Antonio Mendez, Matt Baglio – „Operacja Argo” – recenzja i ocena
„Operacja Argo” jest efektem współpracy dwóch osób: Antonia Mendeza, który był wysokim oficerem CIA, odpowiedzialnym między innymi za tytułową operację „Argo”, oraz Matta Baglio, dziennikarza „The New York Times” oraz autora licznych reportaży, z których najbardziej znany – „Obrzęd. Tajemnice współczesnych egzorcystów” – został zekranizowany pod tytułem „Rytuał”, z główną rolą sir Anthony’ego Hopkinsa. Obydwaj mężczyźni połączyli siły, by opisać operację ratowania uwięzionych w Iranie obywateli amerykańskich.
Powieść oparta jest na wydarzeniach, jakie miały miejsce w Teheranie w roku 1979. Zostało tam wtedy uwięzionych sześciu amerykańskich obywateli z personelu ambasady USA. Ich ewakuacja wymagała zaangażowania CIA, kanadyjskiego rządu oraz hollywoodzkiego specjalisty od charakteryzacji i została określona kryptonimem „Operacja Argo”. Informacje o niej zostały utajnione i dopiero po trzydziestu latach można było na ich podstawie napisać powyższą książkę.
Recenzet powieści opartej na faktach nie ma wyjścia i musi pominąć niektóre aspekty, na które przy recenzji powieści zazwyczaj zwraca się uwagę. Powstaje natomiast pytanie, na ile przekonująco książka ta opowiada o rzeczywistości. W mojej ocenie, przekonująco. Postacie opisane są starannie, zarówno pod względem wyglądu, jak i charakteru, dzięki czemu łatwo jest nam je sobie wyobrazić. Starannie, co nie znaczy, że zostajemy przytłoczeni szeregiem niepotrzebnych detali – dowiadujemy się o postaciach akurat wystarczająco wiele, by cały czas czuć, że byli oni żywymi ludźmi. Podobnie wydarzenia. Zdecydowaną ich większośc poznajemy z perspektywy Antonio Mendeza, oficera dowodzącego tą akcją, i są to w dużej mierze jego wspomnienia. Żeby jednak czytelnik zrozumiał wszystkie aspekty tego kryzysu, nieraz zdarza nam się natrafić na fragmenty opisujące te wydarzenia, których Mendez sam nie był świadkiem, a które konieczne są, byśmy mogli ujrzeć obraz całości. Dzięki dobremu przedstawieniu postaci nie mamy też problemów z wyobrażeniem sobie ich uwięzionych w Teheranie, ich zachowań i odczuć w tej trudnej sytuacji.
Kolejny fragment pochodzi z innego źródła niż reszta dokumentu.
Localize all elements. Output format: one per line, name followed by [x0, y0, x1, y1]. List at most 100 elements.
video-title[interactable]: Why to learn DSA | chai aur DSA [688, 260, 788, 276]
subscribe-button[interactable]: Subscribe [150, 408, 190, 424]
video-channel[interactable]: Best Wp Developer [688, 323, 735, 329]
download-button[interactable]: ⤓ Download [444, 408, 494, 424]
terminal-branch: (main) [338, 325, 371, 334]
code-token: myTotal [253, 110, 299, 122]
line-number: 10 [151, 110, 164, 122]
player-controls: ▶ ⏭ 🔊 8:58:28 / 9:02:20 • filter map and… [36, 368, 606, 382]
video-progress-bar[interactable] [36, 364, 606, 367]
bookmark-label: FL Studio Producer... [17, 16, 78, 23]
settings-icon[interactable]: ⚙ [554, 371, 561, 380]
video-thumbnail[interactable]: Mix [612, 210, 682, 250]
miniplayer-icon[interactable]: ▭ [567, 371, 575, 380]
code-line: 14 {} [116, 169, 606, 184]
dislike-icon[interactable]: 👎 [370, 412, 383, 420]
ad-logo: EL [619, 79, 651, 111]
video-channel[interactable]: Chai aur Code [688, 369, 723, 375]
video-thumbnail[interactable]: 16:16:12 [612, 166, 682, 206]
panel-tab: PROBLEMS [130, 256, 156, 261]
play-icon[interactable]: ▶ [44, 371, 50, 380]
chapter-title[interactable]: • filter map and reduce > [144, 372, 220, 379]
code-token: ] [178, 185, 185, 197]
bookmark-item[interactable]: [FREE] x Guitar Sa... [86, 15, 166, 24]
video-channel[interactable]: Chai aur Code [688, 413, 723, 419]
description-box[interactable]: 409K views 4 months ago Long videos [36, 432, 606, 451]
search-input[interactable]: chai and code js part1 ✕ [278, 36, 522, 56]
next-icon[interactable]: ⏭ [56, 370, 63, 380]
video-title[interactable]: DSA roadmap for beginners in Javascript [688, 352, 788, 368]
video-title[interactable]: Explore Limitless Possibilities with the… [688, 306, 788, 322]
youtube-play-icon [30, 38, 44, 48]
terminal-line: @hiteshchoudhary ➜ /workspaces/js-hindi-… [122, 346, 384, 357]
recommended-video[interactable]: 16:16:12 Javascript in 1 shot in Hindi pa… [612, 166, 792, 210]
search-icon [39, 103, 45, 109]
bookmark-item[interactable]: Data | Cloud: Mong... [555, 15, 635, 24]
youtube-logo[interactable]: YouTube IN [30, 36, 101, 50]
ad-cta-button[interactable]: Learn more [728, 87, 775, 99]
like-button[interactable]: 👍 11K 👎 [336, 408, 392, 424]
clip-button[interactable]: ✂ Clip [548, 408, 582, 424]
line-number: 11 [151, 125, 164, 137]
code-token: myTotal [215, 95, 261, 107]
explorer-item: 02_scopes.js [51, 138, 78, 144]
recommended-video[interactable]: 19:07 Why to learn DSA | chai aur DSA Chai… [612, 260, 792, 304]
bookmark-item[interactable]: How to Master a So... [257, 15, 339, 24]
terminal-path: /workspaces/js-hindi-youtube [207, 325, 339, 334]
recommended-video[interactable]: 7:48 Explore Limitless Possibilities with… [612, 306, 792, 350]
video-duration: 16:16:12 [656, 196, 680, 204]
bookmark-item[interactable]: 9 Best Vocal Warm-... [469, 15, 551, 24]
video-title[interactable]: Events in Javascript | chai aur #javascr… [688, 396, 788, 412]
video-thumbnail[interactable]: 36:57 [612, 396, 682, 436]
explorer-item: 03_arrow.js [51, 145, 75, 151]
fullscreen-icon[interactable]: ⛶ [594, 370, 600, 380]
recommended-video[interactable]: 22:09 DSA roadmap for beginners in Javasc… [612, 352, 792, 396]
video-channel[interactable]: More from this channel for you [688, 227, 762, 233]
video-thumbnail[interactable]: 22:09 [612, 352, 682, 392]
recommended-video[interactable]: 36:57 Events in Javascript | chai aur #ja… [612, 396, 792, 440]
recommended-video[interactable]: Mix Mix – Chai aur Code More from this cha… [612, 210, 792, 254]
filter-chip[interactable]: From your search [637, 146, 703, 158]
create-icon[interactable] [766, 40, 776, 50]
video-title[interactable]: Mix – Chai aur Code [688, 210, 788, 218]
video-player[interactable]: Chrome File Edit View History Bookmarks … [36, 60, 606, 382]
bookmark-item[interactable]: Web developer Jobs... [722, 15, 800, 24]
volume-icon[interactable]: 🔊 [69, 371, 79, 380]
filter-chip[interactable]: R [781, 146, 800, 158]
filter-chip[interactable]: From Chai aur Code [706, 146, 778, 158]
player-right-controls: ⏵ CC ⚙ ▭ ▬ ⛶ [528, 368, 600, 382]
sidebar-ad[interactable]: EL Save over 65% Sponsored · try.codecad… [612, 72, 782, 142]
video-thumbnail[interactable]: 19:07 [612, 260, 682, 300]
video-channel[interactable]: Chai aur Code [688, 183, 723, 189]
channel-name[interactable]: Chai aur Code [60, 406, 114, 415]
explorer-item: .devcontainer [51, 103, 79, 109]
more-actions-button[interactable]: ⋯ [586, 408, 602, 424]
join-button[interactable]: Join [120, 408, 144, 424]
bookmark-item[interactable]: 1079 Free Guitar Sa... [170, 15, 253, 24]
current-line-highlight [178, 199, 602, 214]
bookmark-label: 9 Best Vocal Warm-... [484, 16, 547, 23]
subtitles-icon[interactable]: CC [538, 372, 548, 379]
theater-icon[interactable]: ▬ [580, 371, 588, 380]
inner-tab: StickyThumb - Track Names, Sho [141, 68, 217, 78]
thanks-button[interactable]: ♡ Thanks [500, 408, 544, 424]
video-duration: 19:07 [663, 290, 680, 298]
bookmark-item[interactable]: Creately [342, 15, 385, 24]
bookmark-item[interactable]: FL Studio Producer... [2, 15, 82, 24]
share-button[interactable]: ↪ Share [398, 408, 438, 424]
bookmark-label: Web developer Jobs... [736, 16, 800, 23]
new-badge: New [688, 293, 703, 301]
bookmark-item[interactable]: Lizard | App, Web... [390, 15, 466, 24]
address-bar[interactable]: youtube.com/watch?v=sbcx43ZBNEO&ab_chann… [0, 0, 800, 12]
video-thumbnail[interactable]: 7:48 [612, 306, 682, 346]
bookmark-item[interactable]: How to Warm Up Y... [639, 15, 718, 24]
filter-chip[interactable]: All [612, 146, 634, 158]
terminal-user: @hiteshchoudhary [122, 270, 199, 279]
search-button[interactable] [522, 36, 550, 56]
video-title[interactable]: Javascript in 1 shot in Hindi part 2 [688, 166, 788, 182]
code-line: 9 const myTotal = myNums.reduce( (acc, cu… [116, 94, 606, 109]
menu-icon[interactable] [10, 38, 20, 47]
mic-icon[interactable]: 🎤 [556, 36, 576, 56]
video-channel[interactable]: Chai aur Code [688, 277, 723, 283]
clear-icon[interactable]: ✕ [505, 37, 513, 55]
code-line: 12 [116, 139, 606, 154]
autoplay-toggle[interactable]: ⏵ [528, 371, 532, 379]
Większość informacji o opisywanych wydarzeniach jest już odtajniona – jednak nie wszystkie. Dotyczy to zwłaszcza nazwisk, które autorzy zmuszeni są zmienić. Zawsze jest to jednak zaznaczone, nawiasem mówiąc w ciekawy sposób – natrafiamy bowiem wtedy na sformułowanie brzmiące mniej więcej: zajął się tym analityk nazwiskiem, powiedzmy, John Doe.
Książka nie wyróżnia się niczym szczególnym ani na plus, ani na minus. Jest to po prostu dobrze napisana i dobrze opowiedziana historia pewnego wydarzenia z historii XX wieku, nie będąca ani kamieniem milowym w historii tego typu powieści, ani porażką na tym polu. Sprawnie zrealizowana, dobrze opisana, z umiejętnie zaprezentowanymi bohaterami, jest dobrą, solidną pozycją, którą chętnie się czyta. Nie ma żadnych punktów charakterystycznych, na których można by się skupić, ani żadnych wad, które odstręczałyby od lektury. Mówiąc krótko, polecam wszystkim, zwłaszcza miłośnikom historii szpiegowskich, powieści sensacyjnych i osobom zajmującym się historią wywiadu i XX wieku – dla nich wszystkich „Operacja Argo” będzie z pewnością kawałkiem dobrej, korespondującej z ich zainteresowaniami literatury.